Biehn raced back to Zahra; they
could be together now for good, free of all
constraints. The passion and emotional impact had
never left, and only built now that they were where
they were meant to be — in each other’s arms. Their
life together seemed so perfect and pure.
“I
was deeply in love,” Biehn sighs.
A week had
gone by before Biehn began to notice the small
signs. She’d nod off at odd times. A small burn mark
appeared on her chest. Biehn knew early in their
relationship that she was nine months out of rehab
and had been following Narcotics Anonymous. That she
was using again didn’t matter to him; she was fully
functioning and Biehn was no stranger to
recreational drugs himself. Indeed, he was already
on the way to the full blown, crippling alcoholism
that lay a decade ahead. They continued without
missing a beat.
But, evidence of her use
increased.
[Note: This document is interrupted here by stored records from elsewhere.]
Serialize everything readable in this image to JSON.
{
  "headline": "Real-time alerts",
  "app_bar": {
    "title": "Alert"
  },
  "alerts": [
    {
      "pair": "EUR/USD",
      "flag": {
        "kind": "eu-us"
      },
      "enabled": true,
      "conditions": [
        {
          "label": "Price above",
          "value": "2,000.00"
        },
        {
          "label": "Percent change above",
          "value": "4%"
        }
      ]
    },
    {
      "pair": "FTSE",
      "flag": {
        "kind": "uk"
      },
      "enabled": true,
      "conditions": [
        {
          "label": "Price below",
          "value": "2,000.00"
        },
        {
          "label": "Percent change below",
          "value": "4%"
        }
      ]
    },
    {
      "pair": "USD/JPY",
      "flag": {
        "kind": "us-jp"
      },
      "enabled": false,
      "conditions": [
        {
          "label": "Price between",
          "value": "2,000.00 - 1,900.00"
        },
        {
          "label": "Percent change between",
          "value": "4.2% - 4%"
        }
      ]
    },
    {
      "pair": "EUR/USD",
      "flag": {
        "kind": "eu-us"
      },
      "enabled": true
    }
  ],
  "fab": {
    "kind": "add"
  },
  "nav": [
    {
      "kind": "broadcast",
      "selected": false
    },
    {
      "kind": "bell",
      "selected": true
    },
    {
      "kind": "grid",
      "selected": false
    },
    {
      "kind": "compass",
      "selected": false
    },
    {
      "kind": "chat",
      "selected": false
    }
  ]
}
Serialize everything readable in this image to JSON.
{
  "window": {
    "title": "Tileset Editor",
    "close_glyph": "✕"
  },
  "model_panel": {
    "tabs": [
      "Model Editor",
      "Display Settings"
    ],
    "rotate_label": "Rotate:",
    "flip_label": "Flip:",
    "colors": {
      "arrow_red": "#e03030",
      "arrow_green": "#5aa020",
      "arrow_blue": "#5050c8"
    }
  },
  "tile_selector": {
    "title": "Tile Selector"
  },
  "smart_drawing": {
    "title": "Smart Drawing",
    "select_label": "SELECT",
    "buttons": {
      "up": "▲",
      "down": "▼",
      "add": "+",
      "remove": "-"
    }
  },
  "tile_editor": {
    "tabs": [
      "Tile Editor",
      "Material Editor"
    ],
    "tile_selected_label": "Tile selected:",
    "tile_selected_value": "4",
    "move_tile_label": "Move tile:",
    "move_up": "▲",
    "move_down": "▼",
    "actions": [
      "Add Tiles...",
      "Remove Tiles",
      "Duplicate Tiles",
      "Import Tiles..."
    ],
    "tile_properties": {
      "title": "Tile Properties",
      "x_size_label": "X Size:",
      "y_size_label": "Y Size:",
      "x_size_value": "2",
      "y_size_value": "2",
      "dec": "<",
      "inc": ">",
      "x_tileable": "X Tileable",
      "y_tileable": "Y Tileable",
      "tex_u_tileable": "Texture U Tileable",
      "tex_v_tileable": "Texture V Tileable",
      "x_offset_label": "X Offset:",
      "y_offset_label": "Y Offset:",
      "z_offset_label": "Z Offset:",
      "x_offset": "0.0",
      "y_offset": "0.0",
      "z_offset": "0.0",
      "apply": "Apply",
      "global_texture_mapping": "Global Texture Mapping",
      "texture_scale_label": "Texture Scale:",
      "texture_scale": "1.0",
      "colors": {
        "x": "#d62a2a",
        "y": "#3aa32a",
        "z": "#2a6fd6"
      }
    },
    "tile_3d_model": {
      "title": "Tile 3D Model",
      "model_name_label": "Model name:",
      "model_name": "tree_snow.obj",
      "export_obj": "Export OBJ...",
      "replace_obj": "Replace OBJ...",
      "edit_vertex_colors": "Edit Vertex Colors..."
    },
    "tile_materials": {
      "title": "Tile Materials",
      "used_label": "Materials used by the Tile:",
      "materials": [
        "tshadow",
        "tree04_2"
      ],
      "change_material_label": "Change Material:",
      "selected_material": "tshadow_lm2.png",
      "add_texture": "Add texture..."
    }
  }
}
Facing a quick turnaround in his shooting
schedule, Biehn chose to spend their first night
apart at his house. He was surprised when the phone
rang at six in the morning. It was Zahra; her
parents had cut short their vacation and flown back
to London. They were taking her straight back to
rehab, but would stop at his house long enough to
say goodbye. While her clearly pained parents looked
on, she handed him a letter and kissed him goodbye.
The letter contained two phone numbers: one for
her and one for a friend. When he tried to reach
her, he was told she was in rehab and would not have
access to a phone for several weeks. Her friend
confirmed Zahra was in rehab and insisted she’d get
word to Zahra as soon as possible. But the friend
grew less accessible, and finally told him she
didn’t want to be involved.
“I never saw her
again,” Biehn now recalls, “but if things had just
been a little different, we could well be together
to this day. If only she’d known that I’d be
returning to her . . .”
For both both Biehn
and Colceri, the “what if . . . ?” question is the
postscript to that Autumn in London.